Sekeping Memori (Karina)

14 1 0
                                    

Karina Prameswari. Aku panggil dia dengan nama Karin. Perempuan manis dan tegas ini adalah teman kesayanganku dari semester satu. Walau perbedaan karakter kami terlihat kontras, namun justru hal itu yang membuat kami saling menguatkan satu sama lain. Karin tidak punya banyak teman dan aku adalah teman yang bisa dikatakan satu-satunya yang cukup dekat. Padahal dia termasuk mahasiswa aktif di kampus. Dia menjadi salah satu anggota UKM tingkat Universitas dan UKM tingkat Fakultas. Belum lagi, Karin juga tergabung dalam organisasi kepenulisan di luar kampus.

Aku tidak mengerti, definisi "teman" menurut Karin itu seperti apa. Dia memang bisa bersosialisasi dengan orang-orang di sekitarnya, selalu ceria dan menampilkan senyum terbaiknya kepada semua orang. Tapi ketika Karin sedih, dia hanya butuh bersandar di pundak teman baiknya. Katanya, teman baiknya itu bernama Wina.

Aku?

Padahal, aku tidak pandai menenangkan seseorang yang sedang sedih. Aku hanya akan diam, membiarkan Karin menangis dan mendengarkan ceritanya.

Dia juga satu-satunya temanku, yang sering bilang bahwa aku terlalu banyak gengsi. Seperti yang baru saja dia katakan.

"Kamu itu terlalu banyak gengsi, Na."

Aku menghela napas, sampai kapan temanku ini berhenti menuang sambal ke dalam mangkuk baksonya. Lihat saja, bakso itu sekarang penuh dengan sambal berwarna merah. Bisa-bisanya Karin menuang sambal sebanyak itu. Belum lagi, bibirnya tidak berhenti mengomeliku. Aku rasa, bakso milik Karin akan jauh lebih pedas dari pada omelan dia padaku.

Ya jelas.

Apapun yang Karin katakan padaku tentang Bayu, hanya akan masuk telinga kiri dan keluar telinga kanan.

"Lihat tuh." Karin menunjuk Bayu menggunakan dagunya. "Dari sekian banyak perempuan cantik yang coba deketin dia, Bayu cuma lihat kamu."

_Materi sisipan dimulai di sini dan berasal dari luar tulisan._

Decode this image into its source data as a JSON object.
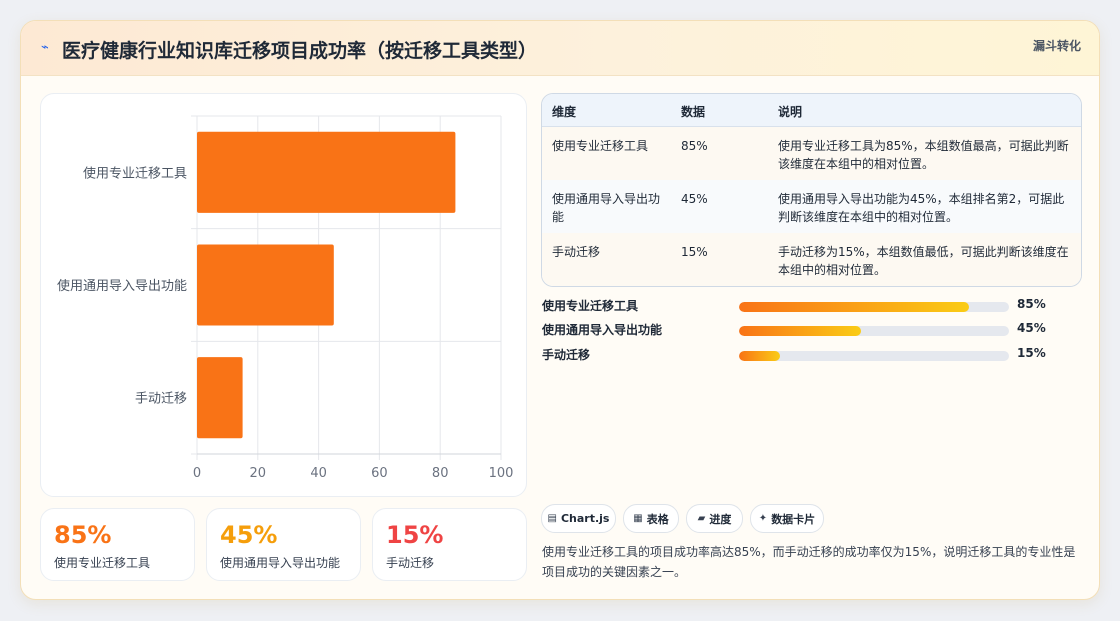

Aku hanya diam memperhatikan Karin berbicara. Khawatir, kalau sampai kuah pedas membuat perempuan itu tersedak.

"Uhuk... uhuk..."

Tuh kan.

"Aku tadi ambil sambal berapa sendok ya, Na? Pedes banget." Karin megap-megap, dia mengusap keringat di dahi menggunakan sapu tangan. Tapi beberapa detik setelahnya, dia kembali melirik Bayu dan juga teman-temannya yang berada di meja kantin paling ujung. Karin lantas berkata, "tuh Na, Bayu curi-curi pandang ke kamu lagi."

Bayu lagi.

Bayu terus.

Lama-lama aku kesal juga, lalu aku mengarahkan pandanganku pada Bayu. Memang benar, laki-laki itu tengah menatapku dan tersenyum manis kala dia sadar bahwa aku juga memperhatikannya.

Tanpa diduga, detik setelahnya Bayu tiba-tiba berdiri, berpamitan kepada teman-temannya dan berjalan mendekat ke arah meja kami.

"Hai, Rin." Bayu lebih dulu menyapa Karin, yang hanya dibalas senyum oleh yang disapa. Pandangan Bayu kemudian mengarah padaku. "Hai, Wina. Aku boleh duduk di sebelah kamu?"

Duduk ya tinggal duduk saja apa susahnya?

Tapi sepertinya jawabanku tidak begitu penting, karena Bayu sudah lebih dulu duduk di kursi sebelahku tanpa menunggu aku menjawab pertanyaannya.

"Kok pindah kesini?" Aku memang tidak pernah basa-basi. Sedangkan Karin hanya meringis mendengar ucapanku.

Bayu tersenyum. "Sengaja."

Aku tidak mau memikirkannya, maka kuputuskan untuk kembali menyantap menu makan siang. Beberapa bulan terakhir, Bayu memang aneh. Setelah terakhir kali kami makan siang bersama, aku sering melihat Bayu tersenyum ramah padaku.